Malaysia’s Pharmaceutical Market: Local Manufacturers Gaining Market Share

The pharmaceutical industry in Malaysia is currently valued at more than US$300 million and is growing at an average annual rate of ten percent. By 2005, it is expected to account for 45.9 percent of the entire healthcare industry, or US$539.47 million of US$1.173 billion. Local companies make up about one-third of the roughly 300 pharmaceutical companies registered in Malaysia. Their twenty to thirty percent command of the market is nearly double than what it was a decade ago. Despite this, multinational corporations (MNCs), which manufacture more patented products, still control the largest market share.

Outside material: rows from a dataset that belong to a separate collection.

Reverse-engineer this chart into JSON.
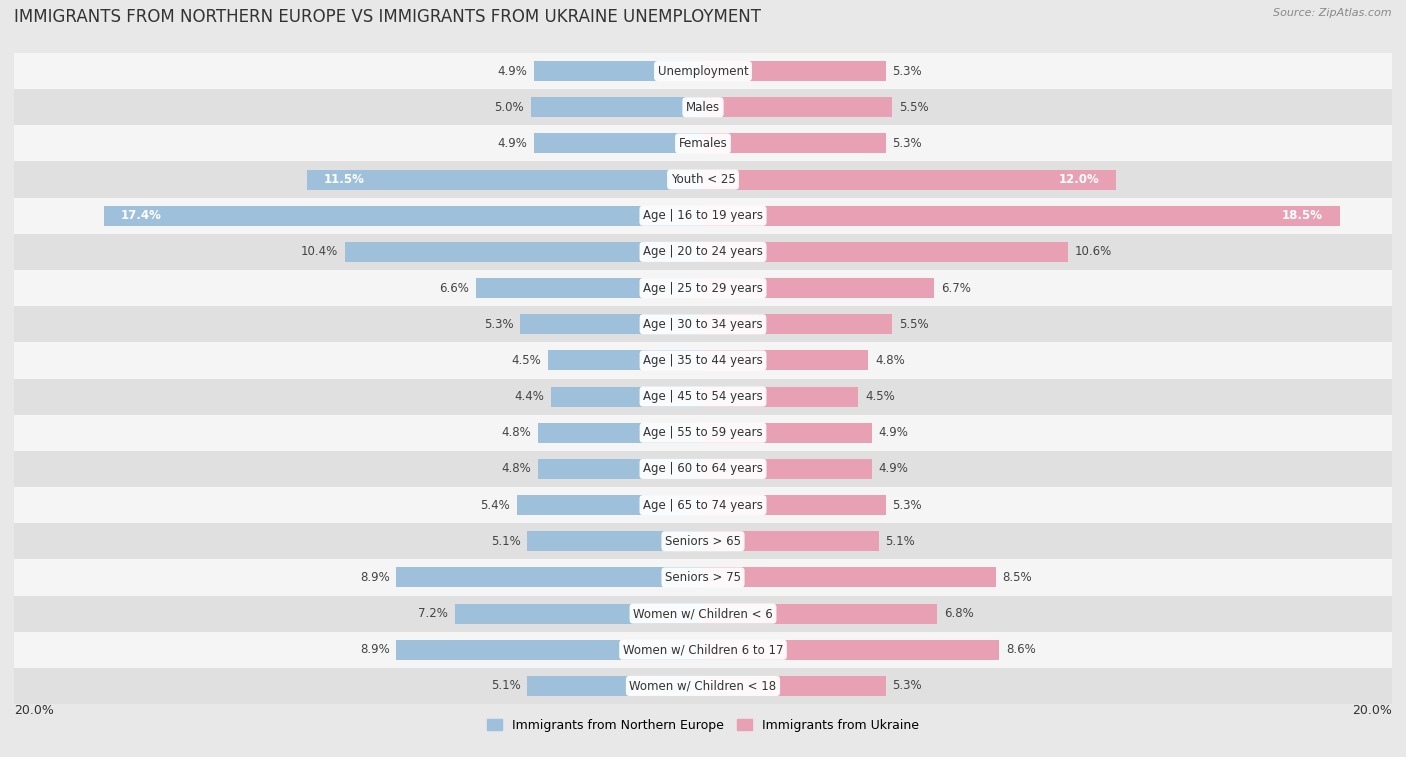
{
  "title": "IMMIGRANTS FROM NORTHERN EUROPE VS IMMIGRANTS FROM UKRAINE UNEMPLOYMENT",
  "source": "Source: ZipAtlas.com",
  "categories": [
    "Unemployment",
    "Males",
    "Females",
    "Youth < 25",
    "Age | 16 to 19 years",
    "Age | 20 to 24 years",
    "Age | 25 to 29 years",
    "Age | 30 to 34 years",
    "Age | 35 to 44 years",
    "Age | 45 to 54 years",
    "Age | 55 to 59 years",
    "Age | 60 to 64 years",
    "Age | 65 to 74 years",
    "Seniors > 65",
    "Seniors > 75",
    "Women w/ Children < 6",
    "Women w/ Children 6 to 17",
    "Women w/ Children < 18"
  ],
  "left_values": [
    4.9,
    5.0,
    4.9,
    11.5,
    17.4,
    10.4,
    6.6,
    5.3,
    4.5,
    4.4,
    4.8,
    4.8,
    5.4,
    5.1,
    8.9,
    7.2,
    8.9,
    5.1
  ],
  "right_values": [
    5.3,
    5.5,
    5.3,
    12.0,
    18.5,
    10.6,
    6.7,
    5.5,
    4.8,
    4.5,
    4.9,
    4.9,
    5.3,
    5.1,
    8.5,
    6.8,
    8.6,
    5.3
  ],
  "left_color": "#9ec0da",
  "right_color": "#e8a0b4",
  "left_label": "Immigrants from Northern Europe",
  "right_label": "Immigrants from Ukraine",
  "max_val": 20.0,
  "bg_color": "#e8e8e8",
  "row_colors_even": "#f5f5f5",
  "row_colors_odd": "#e0e0e0",
  "title_fontsize": 12,
  "label_fontsize": 8.5,
  "value_fontsize": 8.5,
  "bar_height": 0.55
}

The production of generic drugs is expected to become a significant factor in the expansion of the local pharmaceutical industry, as data indicate that consumers are substituting less expensive generic drugs for costly imported drugs. Five billion dollars of medical product patents expire in Malaysia each year, and in the future Malaysian companies will most likely manufacture more of these low cost products. Already, two of the largest Malaysian pharmaceutical companies, Pharmaniaga Bhd. and Apex Healthcare Bhd., have started producing generic drugs, and both have seen a substantial net profit increase. Preferential government treatment for domestically manufactured products will further foster local companies to enter this profitable market, and expedite the growth of the Malaysian pharmaceutical industry.